Lalla highlights that the Act, which was signed into law in 2014, is aimed at fast-tracking strategic infrastructure delivery by shortening the time required to obtain regulatory approvals required for the 18 SIPs. This includes the fast-tracking of land expropriation and environmental-impact assessments.
She notes that for SIPs, land price negotiations – which can take years in court – need not delay project implementation. The Act allows for expropriation and, thereby, the project, to proceed immediately while price negotiations continue. There is, therefore, no need to wait years for land price negotiations to be concluded before projects can proceed.
“What we have in South Africa is a practical lack of implementation and a lack of urgency.”
She bemoans the abundance of “talk shops” that fail to produce timeous, practical implementation.
“It is unclear why there is scant progress on the SIPs six years since they were promulgated in the Act.”
Moreover, Lalla draws attention to the significant under expenditure reported by a number of municipalities and government departments over the past few years, which could have been spent on infrastructure development projects.
When projects are eventually implemented, she notes that there are some key areas of concern that should be addressed to ensure that the projects are implemented successfully and do not incur massive time and cost overruns.
A report issued by accounting firm PwC in 2014 considered the primary reasons that African infrastructure projects, particularly State-operated megaprojects, fail to be delivered on time and within budget, or fail to be delivered at all.
Lalla says her experience bears out the findings of the survey, which were that the main reason for failure to deliver was a general lack of time and resources provided for preplanning.
In many cases, insufficient preplanning has been done when requests for proposals are issued by the client. This means that contractors are not able to accurately price goods and services, which leads, inevitably, to significant cost and time overruns.
While the problem of poor preplanning is prevalent in the public sector across Africa, it is also becoming more commonplace in the private sector, Lalla says.
“It has almost become a modus operandi across the industry in Africa.”
Insufficient preplanning leads to an array of downstream derailments, one of which is that clients, consulting engineers and contractors all struggle to manage the project effectively.
Lalla proposes that the solution is to ensure that projects are properly planned before tenders are issued and that sufficient time and money is provided for this phase of a project.
“This seems self-evident but, unfortunately, is not the case.”
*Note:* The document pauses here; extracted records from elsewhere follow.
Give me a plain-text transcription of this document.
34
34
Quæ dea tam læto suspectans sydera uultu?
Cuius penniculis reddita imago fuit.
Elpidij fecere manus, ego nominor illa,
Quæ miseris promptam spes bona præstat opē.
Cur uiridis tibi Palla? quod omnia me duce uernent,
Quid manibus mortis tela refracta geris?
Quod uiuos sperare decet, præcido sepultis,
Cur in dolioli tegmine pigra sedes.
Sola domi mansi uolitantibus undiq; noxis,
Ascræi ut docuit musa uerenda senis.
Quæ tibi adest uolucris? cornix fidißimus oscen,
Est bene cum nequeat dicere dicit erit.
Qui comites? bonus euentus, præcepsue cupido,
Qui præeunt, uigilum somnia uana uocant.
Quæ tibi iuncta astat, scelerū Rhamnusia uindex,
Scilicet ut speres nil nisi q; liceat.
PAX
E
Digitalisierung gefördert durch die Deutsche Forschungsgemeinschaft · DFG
Lalla believes that South Africa has a concentration of engineering skills that can be exported into Africa to mitigate the problem of skills capacity on infrastructure projects while providing revenue for South African firms.
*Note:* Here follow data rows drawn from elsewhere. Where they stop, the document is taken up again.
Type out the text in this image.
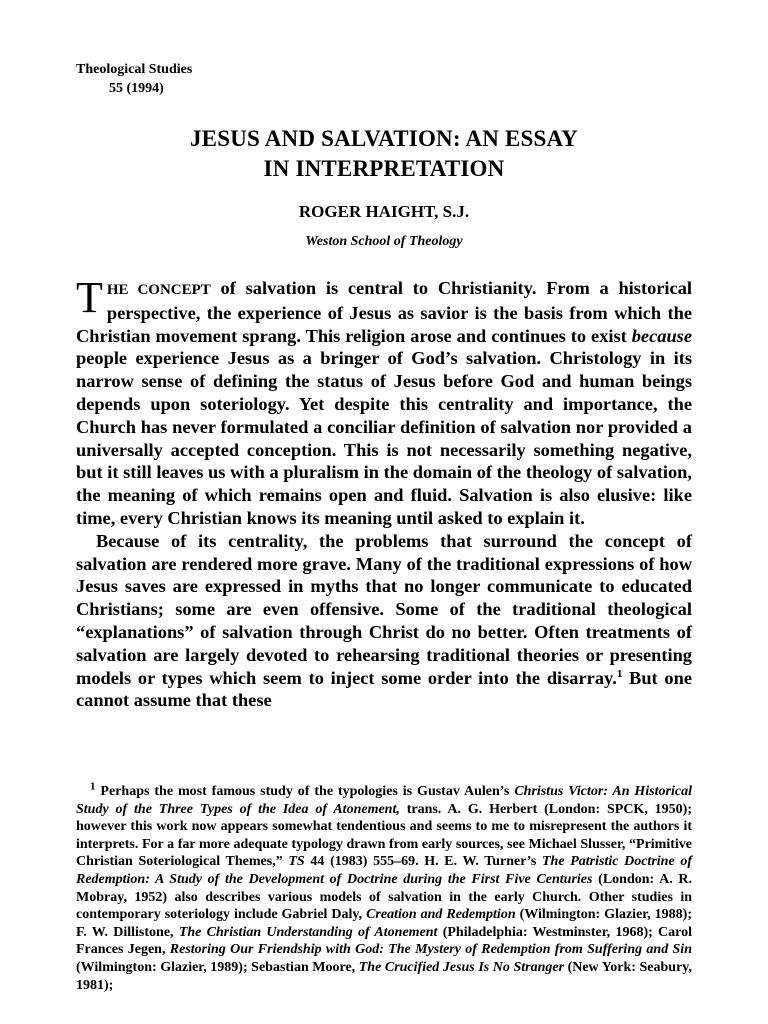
Theological Studies
55 (1994)
JESUS AND SALVATION: AN ESSAY
IN INTERPRETATION
ROGER HAIGHT, S.J.
Weston School of Theology

THE CONCEPT of salvation is central to Christianity. From a historical perspective, the experience of Jesus as savior is the basis from which the Christian movement sprang. This religion arose and continues to exist because people experience Jesus as a bringer of God’s salvation. Christology in its narrow sense of defining the status of Jesus before God and human beings depends upon soteriology. Yet despite this centrality and importance, the Church has never formulated a conciliar definition of salvation nor provided a universally accepted conception. This is not necessarily something negative, but it still leaves us with a pluralism in the domain of the theology of salvation, the meaning of which remains open and fluid. Salvation is also elusive: like time, every Christian knows its meaning until asked to explain it.

Because of its centrality, the problems that surround the concept of salvation are rendered more grave. Many of the traditional expressions of how Jesus saves are expressed in myths that no longer communicate to educated Christians; some are even offensive. Some of the traditional theological “explanations” of salvation through Christ do no better. Often treatments of salvation are largely devoted to rehearsing traditional theories or presenting models or types which seem to inject some order into the disarray.$^1$ But one cannot assume that these

$^1$ Perhaps the most famous study of the typologies is Gustav Aulen’s Christus Victor: An Historical Study of the Three Types of the Idea of Atonement, trans. A. G. Herbert (London: SPCK, 1950); however this work now appears somewhat tendentious and seems to me to misrepresent the authors it interprets. For a far more adequate typology drawn from early sources, see Michael Slusser, “Primitive Christian Soteriological Themes,” TS 44 (1983) 555–69. H. E. W. Turner’s The Patristic Doctrine of Redemption: A Study of the Development of Doctrine during the First Five Centuries (London: A. R. Mobray, 1952) also describes various models of salvation in the early Church. Other studies in contemporary soteriology include Gabriel Daly, Creation and Redemption (Wilmington: Glazier, 1988); F. W. Dillistone, The Christian Understanding of Atonement (Philadelphia: Westminster, 1968); Carol Frances Jegen, Restoring Our Friendship with God: The Mystery of Redemption from Suffering and Sin (Wilmington: Glazier, 1989); Sebastian Moore, The Crucified Jesus Is No Stranger (New York: Seabury, 1981);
If in-house and practising consulting engineers work together to deliver projects instead of taking a more adversarial role, there will be better infrastructure delivery.
She notes that South Africa has adequate procurement regulations, but that the time allocated for the preplanning of projects is inadequate.
“The consulting engineering team is not given enough time to ensure that when the project goes out to tender or request for quotation that the project is close to 100% ready – currently, they may only be 50% ready and this then results in costly overruns, owing to poor project specification,” she says.
Lalla adds that the procurement environment in South Africa is tightly regulated with world-class policies and legislation. However, conversely, the country’s construction sector is not tightly regulated.
“Outlawing pay-when-paid provisions, while ensuring better draft contracts, contract management and effective dispute provisions will assist in ensuring better run projects,” she concludes.